Knapp eine Stunde später fand er sich in der Rettungswache ein. Der Arbeitgeber erteilte dem Mann eine Abmahnung und wertete die Zeit von 6.30 Uhr bis 8.26 Uhr erneut als unentschuldigtes Fehlen.
Nachzahlung des Lohns gefordert
Der Kläger verlangte die Nachzahlung des vorenthaltenen Lohns und die Entfernung der Abmahnung aus der Personalakte. Er sei nicht dazu verpflichtet, sich während seiner Freizeit zu informieren, wann er zu arbeiten habe. Sein Handy habe er lautlos gestellt, um sich seinen Kindern widmen zu können. Er habe die SMS auch nicht gelesen, da sein Handy SMS von einer unbekannten Nummer in einen separaten Ordner verschiebe.

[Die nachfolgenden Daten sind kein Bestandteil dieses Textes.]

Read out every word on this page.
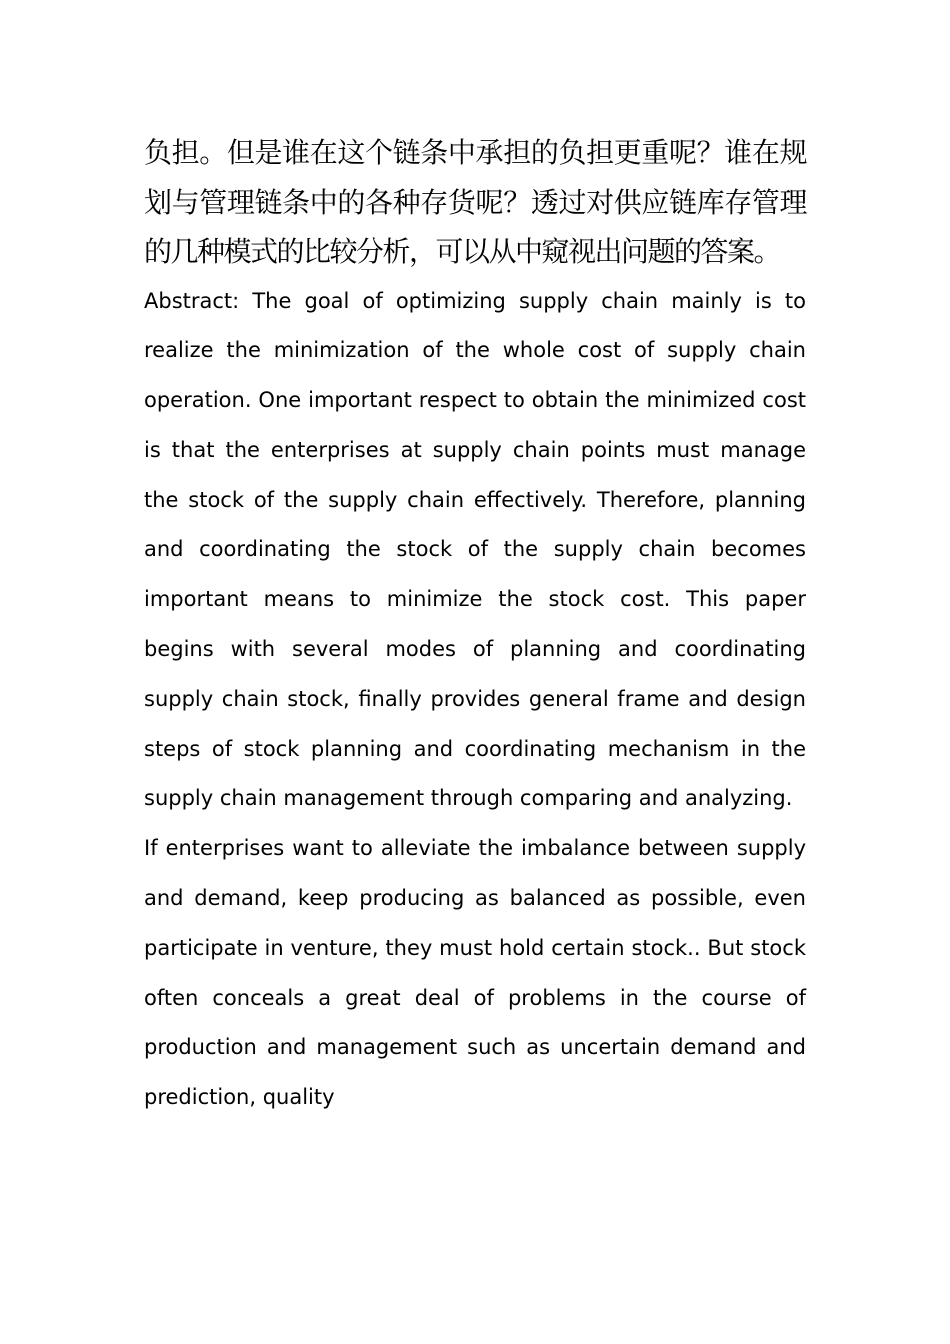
负担。但是谁在这个链条中承担的负担更重呢？谁在规划与管理链条中的各种存货呢？透过对供应链库存管理的几种模式的比较分析，可以从中窥视出问题的答案。

Abstract: The goal of optimizing supply chain mainly is to realize the minimization of the whole cost of supply chain operation. One important respect to obtain the minimized cost is that the enterprises at supply chain points must manage the stock of the supply chain effectively. Therefore, planning and coordinating the stock of the supply chain becomes important means to minimize the stock cost. This paper begins with several modes of planning and coordinating supply chain stock, finally provides general frame and design steps of stock planning and coordinating mechanism in the supply chain management through comparing and analyzing.

If enterprises want to alleviate the imbalance between supply and demand, keep producing as balanced as possible, even participate in venture, they must hold certain stock.. But stock often conceals a great deal of problems in the course of production and management such as uncertain demand and prediction, quality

Der Arbeitgeber meinte, dass die Veranlassung zu den Springerdiensten von seinem Direktionsrecht gedeckt sei. Dem Mitarbeiter sei es auch zuzumuten, einen Blick auf den Dienstplan zu werfen. Dies sei keine Arbeit. Der Kläger müsse wegen seiner Loyalitätspflicht sein Telefon benutzen, um sich über die Arbeitszeiten zu informieren.
Das Landesarbeitsgericht gab dem Notfallsanitäter jedoch in allen Punkten recht. Zwar übe ein Arbeitgeber mit einer Änderung des Dienstplans sein Direktionsrecht zulässig aus. Die Änderung müsse dem Mitarbeiter aber auch zugehen.
Dies habe der Arbeitgeber hier nicht nachgewiesen. Ein Mitarbeiter sei nicht verpflichtet, in seiner Freizeit Änderungen des Dienstplans zu prüfen. Er müsse weder einen Telefonanruf seines Arbeitgebers entgegennehmen noch eine SMS lesen.
Selbst über die Freizeit entscheiden
Selbst über seine Freizeit entscheiden zu können, gehöre zu den „vornehmsten Persönlichkeitsrechten“, argumentierten die Richter des Landesarbeitsgerichts. Bei dem Lesen einer dienstlichen SMS oder dem Lesen des Dienstplans im Internet handele es sich um eine „Arbeitsleistung“, zu der der Kläger in seiner Freizeit nicht verpflichtet sei.
Nehme er eine Änderung des Dienstplans nicht zur Kenntnis, gehe ihm diese formal daher erst bei Dienstbeginn, hier um 7.30 Uhr, zu. Da der Notfallsanitäter seine Arbeitsleistung ohne Erfolg angeboten hatte, sei der Arbeitgeber zur Lohnfortzahlung verpflichtet. Die Abmahnung müsse aus der Personalakte entfernt werden, so die Richter.